I expected the thumbs down (though I didn't expect someone would think I was quoting the US constitution, wtf?). I'll give honest discussion a shot. So, here's the concept again, more clearly explained:
I don't like McD and I'm not defending it. But there is a principle at stake here that is more important than hamburgers. That principle is that mayors cannot ban businesses just because they don't like them. And, make no mistake, this is exactly the point here. Florence is not banning McD because of the yellow arches, or they would just say "no yellow arches". They are also not banning McD because hamburgers aren't from Tuscany, or they'd have to ban pizzas too. Florence is banning McD because the mayor doesn't like McD for political reasons. Except that he can't do that because we have freedom of enterprise and "I don't like big American corporations" is not a social goal that can override that.

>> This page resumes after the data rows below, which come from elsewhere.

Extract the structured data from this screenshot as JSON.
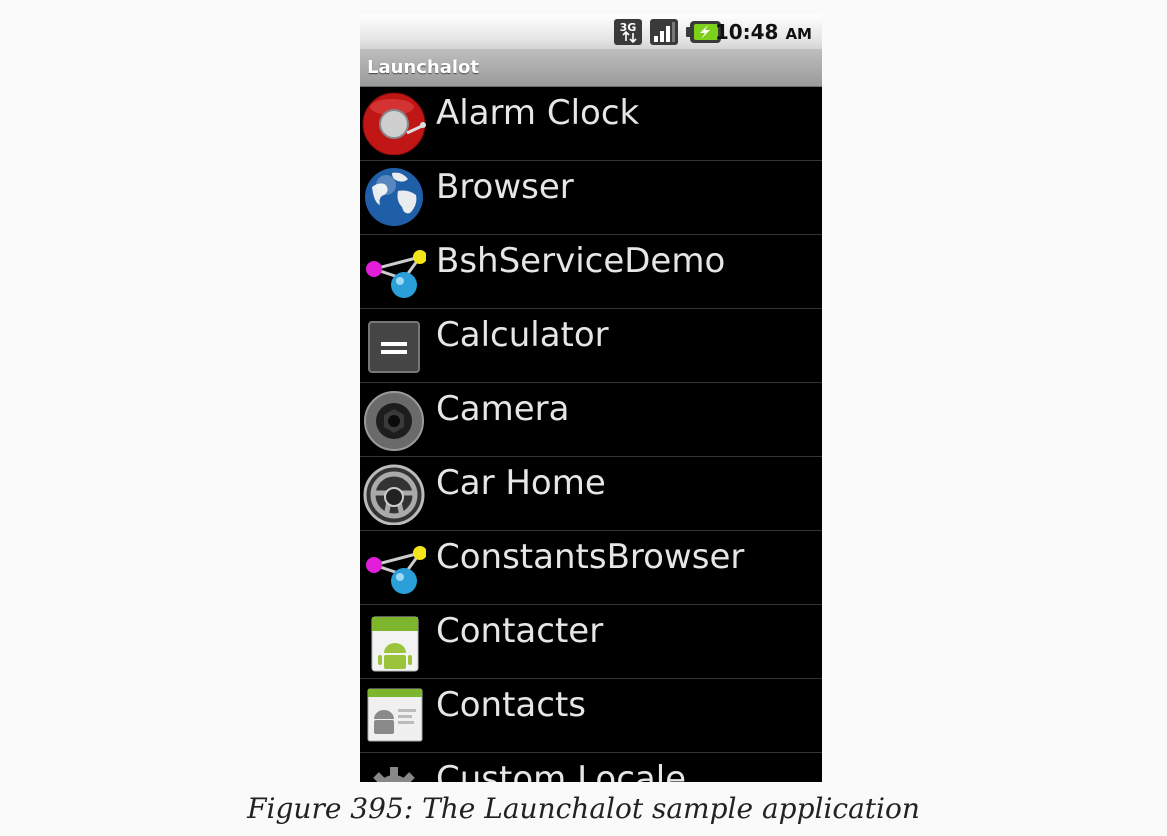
{
  "status_bar": {
    "network_label": "3G",
    "time": "10:48",
    "ampm": "AM",
    "icons": [
      "3g-data-icon",
      "signal-bars-icon",
      "battery-charging-icon"
    ]
  },
  "app": {
    "title": "Launchalot"
  },
  "apps": [
    {
      "label": "Alarm Clock",
      "icon": "alarm-clock-icon"
    },
    {
      "label": "Browser",
      "icon": "globe-icon"
    },
    {
      "label": "BshServiceDemo",
      "icon": "molecule-icon"
    },
    {
      "label": "Calculator",
      "icon": "calculator-icon"
    },
    {
      "label": "Camera",
      "icon": "camera-lens-icon"
    },
    {
      "label": "Car Home",
      "icon": "steering-wheel-icon"
    },
    {
      "label": "ConstantsBrowser",
      "icon": "molecule-icon"
    },
    {
      "label": "Contacter",
      "icon": "android-robot-icon"
    },
    {
      "label": "Contacts",
      "icon": "contacts-card-icon"
    },
    {
      "label": "Custom Locale",
      "icon": "gear-icon"
    }
  ],
  "caption": "Figure 395: The Launchalot sample application"
}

So, he is making up a specious reason to ban McD. That is what I'm railing against. If you let this sort of abuse slide just because you also dislike McD, you're greasing a slippery slope.
And, in fact, that slope IS here, it HAS been greased, and things ARE slipping on it, because there are other cities where the *exact same argument* is being made to ban immigrants from opening businesses, out of sheer xenophoby. I reiterate: this is not a theorical, this is actually happening.
If you do not see now why I hope McD wins the case, even though I hate both their architecture and the things they call food, then there is nothing more I can say. Downvote away.